In de broedkooien moeten geen grote voederbakken. Het eten en drinken kan in een open bakje gegeven worden. Een klein eetbakje, een drinkbakje en een bakje voor het eigeel is voldoende. In de eetbak moet men er wel altijd op letten dat er niet te veel kaf op het eten ligt. Grasparkieten pellen het zaad en het kaf komt in de voederbak, zodat ze het goede zaad niet meer kunnen vinden. Blaas dan ook regelmatig het kaf van het voedsel af.

Voor drinkbakken geldt ongeveer hetzelfde als hierboven al beschreven werd. Geef echter geen eten in drinkbakken. De tuitjes van drinkbakken zijn namelijk smaller als van eetbakken, en er bestaat een grotere kans dat het eten vastgeraakt in het tuitje. Ververs de drinkbakken ook regelmatig, daar het drinkwater snel vuil wordt door zaad wat in de bak is gevallen, bacteriën, enz...

Grasparkieten baden veel. Geef daarom in de volière het drinkwater niet in het badje, maar in een ander apart bakje. Het water wordt anders te snel vuil door de badende grasparkieten, wat ook onhygiënisch is.

Zaden
In elke dierenwinkel zijn geschikte zaadmengsels voor grasparkieten te vinden. U kan zelf ook een mengeling van zaden maken. Dit heeft als voordeel dat u zelf het aantal kan bepalen van de verschillende soorten zaad.

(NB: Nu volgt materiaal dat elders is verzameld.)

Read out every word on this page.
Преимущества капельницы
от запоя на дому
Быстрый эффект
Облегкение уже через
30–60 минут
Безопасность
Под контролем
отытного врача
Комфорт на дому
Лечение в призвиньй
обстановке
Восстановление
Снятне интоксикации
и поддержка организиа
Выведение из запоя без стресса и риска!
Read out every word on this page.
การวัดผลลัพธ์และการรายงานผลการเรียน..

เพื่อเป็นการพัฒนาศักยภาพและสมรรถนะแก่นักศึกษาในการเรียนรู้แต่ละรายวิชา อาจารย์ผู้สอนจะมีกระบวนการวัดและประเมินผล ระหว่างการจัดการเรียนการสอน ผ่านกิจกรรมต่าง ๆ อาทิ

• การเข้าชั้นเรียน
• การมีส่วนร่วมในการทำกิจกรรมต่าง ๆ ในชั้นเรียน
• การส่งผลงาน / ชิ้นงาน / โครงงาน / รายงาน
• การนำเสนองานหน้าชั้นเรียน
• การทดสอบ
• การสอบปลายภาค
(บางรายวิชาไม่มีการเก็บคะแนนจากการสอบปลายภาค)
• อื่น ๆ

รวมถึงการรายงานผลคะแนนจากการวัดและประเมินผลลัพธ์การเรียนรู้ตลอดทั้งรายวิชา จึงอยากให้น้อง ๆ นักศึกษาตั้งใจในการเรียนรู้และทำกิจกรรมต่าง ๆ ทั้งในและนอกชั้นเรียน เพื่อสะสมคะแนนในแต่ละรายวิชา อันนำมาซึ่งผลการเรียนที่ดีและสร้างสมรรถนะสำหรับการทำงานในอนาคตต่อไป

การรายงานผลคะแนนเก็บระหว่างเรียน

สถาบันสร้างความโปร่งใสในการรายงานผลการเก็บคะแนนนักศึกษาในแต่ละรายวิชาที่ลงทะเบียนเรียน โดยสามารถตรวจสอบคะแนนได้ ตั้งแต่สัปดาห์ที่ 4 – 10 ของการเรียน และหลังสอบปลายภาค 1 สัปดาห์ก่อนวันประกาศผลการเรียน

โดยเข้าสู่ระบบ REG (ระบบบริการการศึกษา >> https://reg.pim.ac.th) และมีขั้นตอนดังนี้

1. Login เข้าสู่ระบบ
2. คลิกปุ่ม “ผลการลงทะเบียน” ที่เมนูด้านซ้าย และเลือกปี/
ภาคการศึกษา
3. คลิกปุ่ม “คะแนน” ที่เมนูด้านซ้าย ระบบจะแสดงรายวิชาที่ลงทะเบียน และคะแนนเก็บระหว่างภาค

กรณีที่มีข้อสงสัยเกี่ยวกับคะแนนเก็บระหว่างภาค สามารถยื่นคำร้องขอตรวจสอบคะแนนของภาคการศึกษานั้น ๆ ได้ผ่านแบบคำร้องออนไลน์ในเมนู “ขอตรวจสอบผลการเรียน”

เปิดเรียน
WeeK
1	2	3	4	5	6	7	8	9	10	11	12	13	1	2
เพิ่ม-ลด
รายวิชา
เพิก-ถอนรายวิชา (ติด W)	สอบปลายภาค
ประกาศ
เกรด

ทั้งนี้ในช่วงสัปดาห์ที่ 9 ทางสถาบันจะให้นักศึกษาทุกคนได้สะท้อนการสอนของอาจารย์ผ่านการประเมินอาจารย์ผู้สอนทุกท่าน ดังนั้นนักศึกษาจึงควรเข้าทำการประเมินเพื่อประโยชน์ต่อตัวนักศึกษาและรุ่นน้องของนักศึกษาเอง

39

Als u zaad gaat kopen, moet u al zeker naar de houdbaarheidsdatum kijken, want hoe ouder de zaden zijn, hoe minder voedingsstoffen er aanwezig zijn. Soms kan het zijn dat het zaad met fijne draadjes aan elkaar gekleefd is. Er zit dan ongedierte in het zaad, waardoor het zaad onbruikbaar wordt.

In een gewone zaadmengeling zitten verschillende soorten zaad, zoals millet, gierst,... Maar zaden alleen is niet genoeg. Er moet ook regelmatig groenvoer en eivoer verstrekt worden. Eivoer moet vooral tijdens het kweekseizoen worden gegeven. Gekiemde zaden zijn ook heel gezond.

In de dierenwinkel zijn er ook verschillende soorten vormpjes gemaakt van zaad te verkrijgen. De zaden zijn aaneengeplakt met honing en hier zit te veel suiker in. Als uw grasparkiet dan in een kooi zit, kan hij veel te dik worden. Af en toe een vormpje geven kan geen kwaad, maar geef in de plaats van zo een vormpje toch liever wat groenvoer of fruit!

Wat grasparkieten overheerlijk vinden, is trosgierst. Dit is lekker én gezond. Geef echter niet te veel trosgierst, want van een te grote hoeveelheid kan uw grasparkiet vetzucht krijgen. Geef uw vogel als die alleen gehouden wordt regelmatig een stukje trosgierst van ongeveer 6cm. In een volière regelmatig een ganse tros. Trosgierst kan zeer nuttig zijn om uw vogel tam te maken. Trosgierst is dus eigenlijk als een gezond “snoepje”. Voor dat de jongen uit het nest komen, kan u een stukje trosgierst in de blok leggen, zodat de jonge vogels wennen aan zaad.

Zieke vogels geeft u ook best een stukje trosgierst, zodat ze aangemoedigd worden om terug wat te eten.